We kick off with Judge Dredd: Shakedown, Part 2 of 2 by John Wagner and Graham Manley, thirteen pages of near-classic Dredd - a shakedown is when justice department perform a door-to-door search of an entire city block, at random, to see what turns up. By the end of this particular shakedown there have been 2,919 arrests, 24 fatalities and over 10,000 cautions - so it's reasonably effective then! Unusually for a Dredd story, some of the baddies get away scot free - this is a nice turnabout, especially as Dredd allows one pair to depart due to his preoccupation with other matters. Best thing in the mag.
Bato Loco: True Romance by Gordon Rennie and Simon Coleby is next, a done-in-one eight pager featuring the return of a popular Mega-City One character from a JD story half-a-dozen issues ago...this guy is a chancer, playing the odds, pitting all sides against each other, and he may finally have met in match - his girlfriend wants him to ask her to marry him. It's a tough assignment...funny too, and the perfect use for a short page count in this magazine, rather than as part of a continuing story.
Alan Grant and Shaun Thomas's Apocalypse Soon seems to be heading to a conclusion - this is a series of one-page strips featuring the four horsemen of the apocalypse being caught unawares by Judgement Day...their horses have sodded off and got drunk, and God's not happy...good stuff.

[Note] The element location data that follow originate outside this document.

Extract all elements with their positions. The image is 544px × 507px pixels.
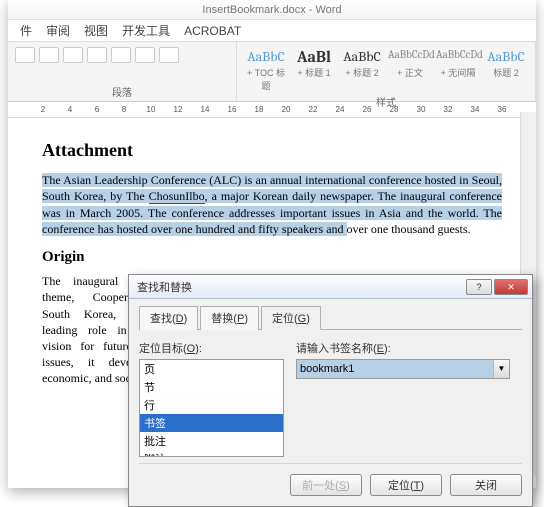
dialog-title: 查找和替换	[137, 279, 464, 295]
show-marks-icon[interactable]	[159, 47, 179, 63]
multilevel-icon[interactable]	[63, 47, 83, 63]
sort-icon[interactable]	[135, 47, 155, 63]
bullets-icon[interactable]	[15, 47, 35, 63]
previous-button: 前一处(S)	[290, 474, 362, 496]
heading-attachment: Attachment	[42, 138, 502, 162]
bookmark-name-input[interactable]	[297, 360, 493, 378]
tab-1[interactable]: 审阅	[46, 22, 70, 39]
bookmark-name-label: 请输入书签名称(E):	[296, 340, 510, 356]
list-item[interactable]: 脚注	[140, 450, 283, 457]
indent-increase-icon[interactable]	[111, 47, 131, 63]
tab-0[interactable]: 件	[20, 22, 32, 39]
indent-decrease-icon[interactable]	[87, 47, 107, 63]
heading-origin: Origin	[42, 247, 502, 267]
list-item[interactable]: 节	[140, 378, 283, 396]
list-item-selected[interactable]: 书签	[140, 414, 283, 432]
goto-target-list[interactable]: 页 节 行 书签 批注 脚注 尾注	[139, 359, 284, 457]
style-subtitle[interactable]: AaBbC标题 2	[483, 46, 529, 81]
style-normal[interactable]: AaBbCcDd+ 正文	[387, 46, 433, 81]
dialog-tabs: 查找(D) 替换(P) 定位(G)	[139, 305, 522, 330]
goto-button[interactable]: 定位(T)	[370, 474, 442, 496]
tab-4[interactable]: ACROBAT	[184, 24, 241, 38]
close-button[interactable]: 关闭	[450, 474, 522, 496]
tab-find[interactable]: 查找(D)	[139, 306, 198, 330]
style-h1[interactable]: AaBl+ 标题 1	[291, 46, 337, 81]
bookmark-name-combo[interactable]: ▼	[296, 359, 510, 379]
ribbon-tabs: 件 审阅 视图 开发工具 ACROBAT	[8, 20, 536, 42]
tab-goto[interactable]: 定位(G)	[261, 306, 321, 330]
tab-2[interactable]: 视图	[84, 22, 108, 39]
style-toc[interactable]: AaBbC+ TOC 标题	[243, 46, 289, 94]
tab-3[interactable]: 开发工具	[122, 22, 170, 39]
find-replace-dialog: 查找和替换 ? ✕ 查找(D) 替换(P) 定位(G) 定位目标(O): 页 节…	[128, 274, 533, 507]
help-button[interactable]: ?	[466, 279, 492, 295]
list-item[interactable]: 页	[140, 360, 283, 378]
list-item[interactable]: 行	[140, 396, 283, 414]
chevron-down-icon[interactable]: ▼	[493, 360, 509, 378]
style-h2[interactable]: AaBbC+ 标题 2	[339, 46, 385, 81]
close-icon[interactable]: ✕	[494, 279, 528, 295]
list-item[interactable]: 批注	[140, 432, 283, 450]
group-paragraph-label: 段落	[14, 84, 230, 99]
window-title: InsertBookmark.docx - Word	[8, 0, 536, 20]
para-1: The Asian Leadership Conference (ALC) is…	[42, 172, 502, 237]
tab-replace[interactable]: 替换(P)	[200, 306, 259, 330]
ribbon: 段落 AaBbC+ TOC 标题 AaBl+ 标题 1 AaBbC+ 标题 2 …	[8, 42, 536, 102]
numbering-icon[interactable]	[39, 47, 59, 63]
style-nospacing[interactable]: AaBbCcDd+ 无间隔	[435, 46, 481, 81]
goto-target-label: 定位目标(O):	[139, 340, 284, 356]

Black Siddha: Bad Karma, Part 7 of 7 is up next, six pages from Pat Mills and Simon Davis. The best thing about this strip is the art, Davis does a very nice job of packing the panels with goodness. It's the script that lets the package down, though, it's ponderous and pointless, and whereas it may all read better all seven installments at once, presented in six-page chunks it's trivial, meaningless and a huge disappointment. Unfortunately it's coming back in 2004.
Repo-Mex: The Worst Job In The Galaxy is a six-pager done-in-one by James Stevens, Nigel Raynor and Robin Smith - if it gets a good response, it may return for a series. Unfortunately it's not really much cop, a light-weight tale of a robot bell-hop getting caught up in an intergalactic crime by mistake (why do these things always happen by mistake, coincidence is rife in SF it seems) and blah blah blah. The art points to a humorous strip, the script doesn't deliver - one or the other needed to change to make this work.

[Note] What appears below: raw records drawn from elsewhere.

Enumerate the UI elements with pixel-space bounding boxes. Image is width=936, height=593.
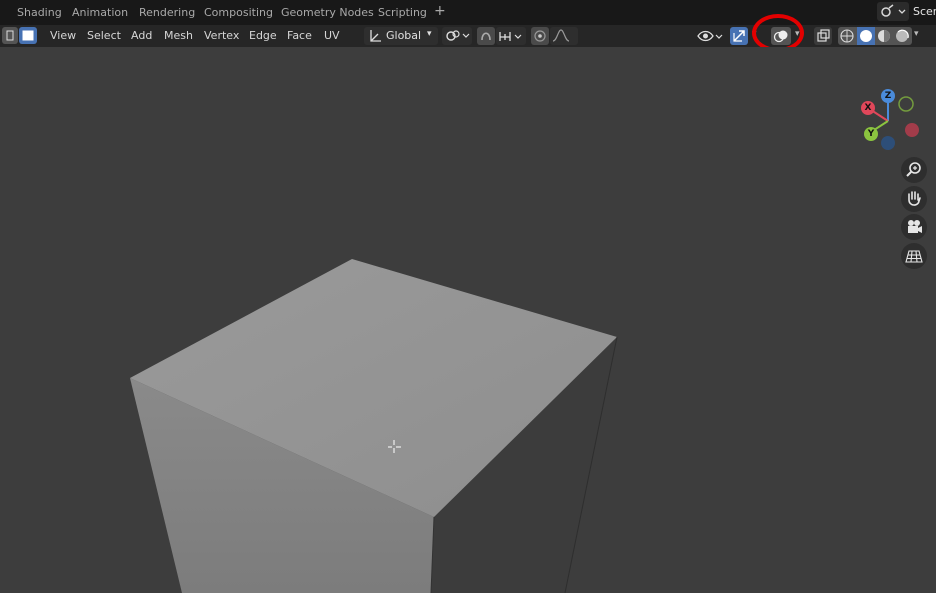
falloff-curve-icon xyxy=(552,29,570,42)
scene-icon xyxy=(881,4,906,17)
tab-geometry-nodes[interactable]: Geometry Nodes xyxy=(281,5,374,21)
gizmo-toggle-button[interactable] xyxy=(730,27,748,45)
xray-toggle-button[interactable] xyxy=(814,27,832,45)
highlight-annotation-circle xyxy=(752,14,804,52)
scene-name: Scen xyxy=(913,5,936,18)
select-mode-tweak-button[interactable] xyxy=(2,27,18,44)
menu-add[interactable]: Add xyxy=(131,29,152,43)
mode-selector-icon xyxy=(6,30,14,41)
scene-selector-button[interactable] xyxy=(877,2,909,21)
hand-pan-icon xyxy=(908,191,921,206)
tab-animation[interactable]: Animation xyxy=(72,5,128,21)
mirror-z-button[interactable]: Z xyxy=(824,53,838,69)
gizmo-x-axis[interactable]: X xyxy=(861,101,875,115)
zoom-button[interactable] xyxy=(901,157,927,183)
camera-view-button[interactable] xyxy=(901,214,927,240)
viewport-canvas xyxy=(0,47,936,593)
snap-increment-icon xyxy=(499,32,522,41)
mesh-symmetry-icon xyxy=(775,54,789,68)
menu-view[interactable]: View xyxy=(50,29,76,43)
snap-target-dropdown[interactable] xyxy=(496,27,526,45)
gizmo-z-axis[interactable]: Z xyxy=(881,89,895,103)
chevron-down-icon: ▾ xyxy=(427,29,432,39)
orientation-axes-icon xyxy=(370,30,381,42)
cube-left-face xyxy=(130,378,434,593)
transform-orientation-value: Global xyxy=(386,29,422,42)
pivot-point-dropdown[interactable] xyxy=(442,27,472,45)
zoom-icon xyxy=(906,162,921,177)
shading-modes-icon xyxy=(840,27,909,45)
menu-face[interactable]: Face xyxy=(287,29,312,43)
xray-icon xyxy=(817,29,830,42)
gizmo-icon xyxy=(733,30,745,42)
transform-orientation-dropdown[interactable]: Global ▾ xyxy=(364,27,438,45)
grid-view-icon xyxy=(905,250,923,263)
select-mode-box-button[interactable] xyxy=(19,27,37,44)
visibility-icon xyxy=(697,30,723,42)
mirror-y-button[interactable]: Y xyxy=(808,53,822,69)
tab-rendering[interactable]: Rendering xyxy=(139,5,195,21)
mirror-x-button[interactable]: X xyxy=(792,53,806,69)
options-label: Options xyxy=(876,54,919,67)
options-dropdown[interactable]: Options ▾ xyxy=(870,51,930,70)
box-select-icon xyxy=(22,30,34,41)
shading-mode-group xyxy=(838,27,912,45)
menu-uv[interactable]: UV xyxy=(324,29,340,43)
menu-mesh[interactable]: Mesh xyxy=(164,29,193,43)
menu-select[interactable]: Select xyxy=(87,29,121,43)
proportional-editing-button[interactable] xyxy=(531,27,549,45)
chevron-down-icon: ▾ xyxy=(919,55,924,65)
menu-edge[interactable]: Edge xyxy=(249,29,277,43)
shading-dropdown-arrow-icon[interactable]: ▾ xyxy=(914,29,919,39)
sidebar-toggle-icon[interactable]: ‹ xyxy=(928,85,932,96)
3d-cursor-icon xyxy=(388,440,401,453)
object-visibility-dropdown[interactable] xyxy=(695,27,725,45)
auto-merge-icon[interactable] xyxy=(847,53,863,69)
pivot-point-icon xyxy=(446,30,470,41)
menu-vertex[interactable]: Vertex xyxy=(204,29,239,43)
snap-icon xyxy=(481,32,491,41)
add-workspace-button[interactable]: + xyxy=(434,3,446,19)
cube-top-face xyxy=(130,259,617,517)
pan-button[interactable] xyxy=(901,186,927,212)
tab-scripting[interactable]: Scripting xyxy=(378,5,427,21)
tab-compositing[interactable]: Compositing xyxy=(204,5,273,21)
ortho-perspective-button[interactable] xyxy=(901,243,927,269)
proportional-editing-icon xyxy=(534,30,546,42)
proportional-falloff-dropdown[interactable] xyxy=(550,27,578,45)
camera-icon xyxy=(908,220,922,233)
cube-right-face xyxy=(431,337,617,593)
gizmo-y-axis[interactable]: Y xyxy=(864,127,878,141)
snap-toggle-button[interactable] xyxy=(477,27,495,45)
tab-shading[interactable]: Shading xyxy=(17,5,62,21)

Finally for new comics material, is part seven of the ongoing Devlin Waugh: Red Tide series, by John Smith and Colin Macneil, and I've finally lost patience with it. Six pages per month does no justice to the story at all, it seems to have been going forever with these sodding underwater vampires, I've totally lost track of who is supposed to be whom, where this base it, etc etc. It wants to read like Resident Evil underwater, but has outstayed its welcome. Less episodes, more pages per episode, and a strict editor might've saved this one.
The obligatory text feature is an extensive look at the Judge Dredd and Strontium Dog audio books - presented as a fair and unbiased look at the stories, it nevertheless comes across as an advertising feature more than anything else, it doesn't try too hard to throw this impression off, rendering the experience partly informative, but mostly pointless.
And so to the reprints. Three classic Dredd strips, each twenty years or so old, each from annuals or specials rather than the weekly itself, the first is the most interesting but wraps up far too quickly (it's a time travel tale with which much more could've been done); the second features very early Steve Dillon art (and it shows), but the tale is a very lightweight story of a film being made about Dredd; the last is quite a boring story post-Apocalypse War, of mutant fleas infesting Mega City One - it doesn't really go anywhere, the denouement is ridiculous. Curios at best.
The other reprints are from the Battle series, Darkie's Mob, a horrendously racist strip set in Burma in WWII; herein art parts 27 to 32 and it's running out of steam. What's nice about this strip is the gradual whittling down of Darkie's forces to just seven by the end of the strip - no pretense is made that anyone will survive the ending of the series in a few issues' time - what's bad is it just seems to be going on and on and on.